I didn’t realize until it was too late that I’d robbed myself of the dry toast and tepid tea in bed. I worried that I’d ruined my mother-in-law’s morning by inserting four raucous children. I thought I’d gained a morning of sleeping in after a fun night out with friends – which was my top priority when babysitting became a possible overnight – but my eyes popped open inexplicably at 6:30 and I was up.
My husband and I had time to uninterruptedly discuss irritating things we’d been avoiding and got agitated. I worked uninterruptedly in the kitchen for almost five hours prepping the brunch to which I’d invited both our mothers, the muscles in my legs that didn’t get enough sleep twitching at me to sit down.

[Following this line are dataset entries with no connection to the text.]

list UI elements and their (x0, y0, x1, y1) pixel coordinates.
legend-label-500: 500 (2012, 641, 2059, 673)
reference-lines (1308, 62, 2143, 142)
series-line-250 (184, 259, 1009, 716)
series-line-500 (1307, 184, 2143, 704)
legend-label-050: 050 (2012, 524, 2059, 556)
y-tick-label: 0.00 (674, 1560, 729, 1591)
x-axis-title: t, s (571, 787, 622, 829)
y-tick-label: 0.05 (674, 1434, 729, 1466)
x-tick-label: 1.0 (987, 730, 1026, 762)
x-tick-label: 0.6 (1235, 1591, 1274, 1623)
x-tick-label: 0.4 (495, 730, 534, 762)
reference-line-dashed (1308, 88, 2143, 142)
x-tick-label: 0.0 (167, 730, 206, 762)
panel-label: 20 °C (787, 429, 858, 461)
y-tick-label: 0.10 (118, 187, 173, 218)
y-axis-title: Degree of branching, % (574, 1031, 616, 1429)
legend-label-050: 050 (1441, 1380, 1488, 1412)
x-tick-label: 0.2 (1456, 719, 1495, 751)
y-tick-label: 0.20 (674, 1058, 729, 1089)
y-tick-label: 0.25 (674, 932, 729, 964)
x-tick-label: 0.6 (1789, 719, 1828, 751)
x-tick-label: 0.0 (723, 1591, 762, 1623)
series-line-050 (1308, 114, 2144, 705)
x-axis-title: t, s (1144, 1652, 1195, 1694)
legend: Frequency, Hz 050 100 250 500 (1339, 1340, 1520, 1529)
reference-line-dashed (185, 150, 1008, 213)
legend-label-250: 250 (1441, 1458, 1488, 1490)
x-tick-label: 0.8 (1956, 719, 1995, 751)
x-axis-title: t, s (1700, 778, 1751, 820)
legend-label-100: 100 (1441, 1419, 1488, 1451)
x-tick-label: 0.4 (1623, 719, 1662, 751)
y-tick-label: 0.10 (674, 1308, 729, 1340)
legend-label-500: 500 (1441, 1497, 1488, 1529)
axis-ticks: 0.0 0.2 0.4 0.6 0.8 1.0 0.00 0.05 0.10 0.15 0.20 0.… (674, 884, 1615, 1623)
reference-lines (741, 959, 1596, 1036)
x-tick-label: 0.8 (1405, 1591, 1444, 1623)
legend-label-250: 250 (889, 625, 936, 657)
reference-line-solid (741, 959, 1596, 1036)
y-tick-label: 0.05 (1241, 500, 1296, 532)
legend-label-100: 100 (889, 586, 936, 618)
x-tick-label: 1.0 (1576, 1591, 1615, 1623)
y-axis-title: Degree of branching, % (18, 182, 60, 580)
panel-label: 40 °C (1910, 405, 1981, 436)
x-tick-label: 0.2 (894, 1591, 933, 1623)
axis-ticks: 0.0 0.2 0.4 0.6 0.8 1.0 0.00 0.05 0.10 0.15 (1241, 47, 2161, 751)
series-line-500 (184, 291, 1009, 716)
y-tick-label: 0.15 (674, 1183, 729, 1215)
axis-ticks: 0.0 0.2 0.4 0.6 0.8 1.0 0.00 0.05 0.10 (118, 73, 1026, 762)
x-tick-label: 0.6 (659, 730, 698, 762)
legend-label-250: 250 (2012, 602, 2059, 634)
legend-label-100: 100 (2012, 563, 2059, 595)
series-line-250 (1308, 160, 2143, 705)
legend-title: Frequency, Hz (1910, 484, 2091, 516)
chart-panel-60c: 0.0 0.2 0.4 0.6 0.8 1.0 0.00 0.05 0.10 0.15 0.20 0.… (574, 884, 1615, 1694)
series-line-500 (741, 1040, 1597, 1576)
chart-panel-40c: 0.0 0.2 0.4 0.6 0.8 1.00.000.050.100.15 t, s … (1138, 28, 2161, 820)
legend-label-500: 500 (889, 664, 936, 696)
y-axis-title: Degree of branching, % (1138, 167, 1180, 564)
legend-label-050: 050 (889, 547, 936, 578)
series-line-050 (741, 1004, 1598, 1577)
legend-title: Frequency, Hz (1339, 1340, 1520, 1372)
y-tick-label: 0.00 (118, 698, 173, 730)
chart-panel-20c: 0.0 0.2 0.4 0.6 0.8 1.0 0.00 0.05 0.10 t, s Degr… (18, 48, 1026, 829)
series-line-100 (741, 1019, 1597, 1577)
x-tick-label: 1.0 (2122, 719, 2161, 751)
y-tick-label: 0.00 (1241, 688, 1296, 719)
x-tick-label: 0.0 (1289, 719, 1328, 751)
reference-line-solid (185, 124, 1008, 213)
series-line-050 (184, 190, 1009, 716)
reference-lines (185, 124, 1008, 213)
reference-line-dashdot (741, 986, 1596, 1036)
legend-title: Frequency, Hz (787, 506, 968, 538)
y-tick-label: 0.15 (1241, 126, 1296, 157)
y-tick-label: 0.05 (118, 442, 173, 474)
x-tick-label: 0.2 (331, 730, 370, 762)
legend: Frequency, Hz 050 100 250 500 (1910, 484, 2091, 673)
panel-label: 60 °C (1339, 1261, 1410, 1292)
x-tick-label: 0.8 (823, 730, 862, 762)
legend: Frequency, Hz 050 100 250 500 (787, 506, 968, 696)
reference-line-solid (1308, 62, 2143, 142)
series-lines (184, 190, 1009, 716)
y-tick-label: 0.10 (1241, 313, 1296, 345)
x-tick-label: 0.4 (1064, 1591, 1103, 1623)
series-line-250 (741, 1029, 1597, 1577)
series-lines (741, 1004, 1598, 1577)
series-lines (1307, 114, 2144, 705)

Still, I thought to myself, look at all you’re accomplishing without the children in the house. This is taking a while without them here; imagine how much it would take with interruptions. It actually boggled my mind that what I’d thought was a modest menu was taking so long to prep. Another recent window into what realistic expectations actually are. But I was doing it. I wasn’t losing my mind.
And then, as I entered the final stretch, my husband asked about the potatoes. The potatoes that needed to be scrubbed and chopped and roasted for a decent amount of time on which we were starting to run low.
As I cleaved into the dense sweet potatoes, feeling the solid thunk of the blade on the board below, the irony did not escape me. My quintessential metaphor for the struggle of motherhood, right there in front of me on Mother’s Day. Why the hell was I chopping potatoes on the day already fraught with unrealistic and unfulfilled expectations, sorrow and disappointment, fete tinged with personal feelings of failure? I just wanted a nice brunch for everyone and be done with it. Not think – of the magnitude of motherhood and its struggle.
I didn’t let my husband prep the potatoes like I should have – from either a need to control the size of the dice or to see things through whole since I’d prepped every other dish. But he’d taken over scrubbing the dishes for me – seeing firsthand what a PIA the caked-on pizza crust from two nights earlier was.
I didn’t go all out escapist as I cubed the potatoes as I may have one day. But I acknowledged that I was stressed by a full morning without kids. Which meant that I wasn’t just horrible at handling them and life; I needed to start expecting both less and more of myself.
The visceral memory of chopping potatoes may never go away, but this time it was a gentler reminder of checking my tension, setting (actually) realistic goals, asking for help; of actually voicing my needs and accepting the resultant offers of help.
We need to be as gentle with ourselves as we strive to be as mothers.